MAISON DE VERRE

  • Pierre Chareau, Bernard Bijvoet, and Louis Dalbet
  • 31 Rue St-Guillaume, Paris, France

Maison de Verre, French for House of Glass, was built from 1928 to 1932. The design was a collaboration among Pierre Chareau, a furniture and interiors designer, Bernard Bijvoet, an architect, and Louis Dalbet, a craftsman metalworker.

It was commissioned by Annie and Jean Dalsace, who had bought the site, but were unable to evict the woman who lived on the top floor. As a result Chareau had to build out his creation underneath her apartment. Chareau also designed all the furniture and lighting in the house.

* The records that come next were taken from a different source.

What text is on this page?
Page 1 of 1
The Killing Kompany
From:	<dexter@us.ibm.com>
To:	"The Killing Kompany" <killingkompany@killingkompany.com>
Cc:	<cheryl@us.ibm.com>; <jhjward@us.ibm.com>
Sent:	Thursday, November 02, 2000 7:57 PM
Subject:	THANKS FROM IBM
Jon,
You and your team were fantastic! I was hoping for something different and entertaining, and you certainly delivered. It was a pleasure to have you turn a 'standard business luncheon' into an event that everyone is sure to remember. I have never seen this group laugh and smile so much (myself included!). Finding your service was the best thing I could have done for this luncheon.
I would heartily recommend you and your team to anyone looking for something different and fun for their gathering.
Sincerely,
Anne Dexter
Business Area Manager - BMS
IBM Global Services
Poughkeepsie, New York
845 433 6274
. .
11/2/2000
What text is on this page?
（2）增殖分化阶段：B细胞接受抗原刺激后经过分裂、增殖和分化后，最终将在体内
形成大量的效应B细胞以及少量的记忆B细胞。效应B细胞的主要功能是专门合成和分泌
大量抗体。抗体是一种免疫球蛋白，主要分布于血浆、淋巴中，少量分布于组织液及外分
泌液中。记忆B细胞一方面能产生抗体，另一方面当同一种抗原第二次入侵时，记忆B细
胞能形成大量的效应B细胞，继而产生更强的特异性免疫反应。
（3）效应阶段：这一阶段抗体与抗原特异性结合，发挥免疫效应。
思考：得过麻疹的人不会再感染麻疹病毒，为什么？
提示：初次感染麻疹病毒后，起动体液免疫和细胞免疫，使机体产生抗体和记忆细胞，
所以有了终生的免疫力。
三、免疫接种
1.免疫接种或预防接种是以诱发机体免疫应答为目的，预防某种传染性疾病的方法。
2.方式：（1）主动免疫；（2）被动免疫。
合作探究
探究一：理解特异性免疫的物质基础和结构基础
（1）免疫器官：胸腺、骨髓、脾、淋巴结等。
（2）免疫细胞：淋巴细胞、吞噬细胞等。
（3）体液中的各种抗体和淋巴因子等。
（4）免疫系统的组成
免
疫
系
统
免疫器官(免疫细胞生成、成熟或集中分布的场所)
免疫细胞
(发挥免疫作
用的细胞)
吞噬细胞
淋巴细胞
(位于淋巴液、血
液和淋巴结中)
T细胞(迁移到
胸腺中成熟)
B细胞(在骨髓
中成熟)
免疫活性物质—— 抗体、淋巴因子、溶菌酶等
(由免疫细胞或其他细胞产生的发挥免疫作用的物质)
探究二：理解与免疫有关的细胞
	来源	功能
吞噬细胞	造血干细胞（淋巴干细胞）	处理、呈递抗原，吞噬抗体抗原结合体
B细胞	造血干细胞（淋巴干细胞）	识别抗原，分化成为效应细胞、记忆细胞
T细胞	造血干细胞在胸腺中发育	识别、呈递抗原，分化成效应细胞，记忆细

Located in the wealthy Left Bank neighborhood in Paris, it was the first house to be built in France from glass and steel. The house was built in the brief period between the two world wars, which was the peak of classical Modernism.

In the 1980's, Dalsace's daughter considered selling the property to the French government in hopes of them turning it into a national landmark as Le Corbusier's Villa Savoye was, but the government declined.

In 2006, Robert Rubin, an American collector, bought the property for an undisclosed price. He has meticulously restored it and now lives there.

You must be a student or professional working in architecture or a related field, in order to book a tour of the house.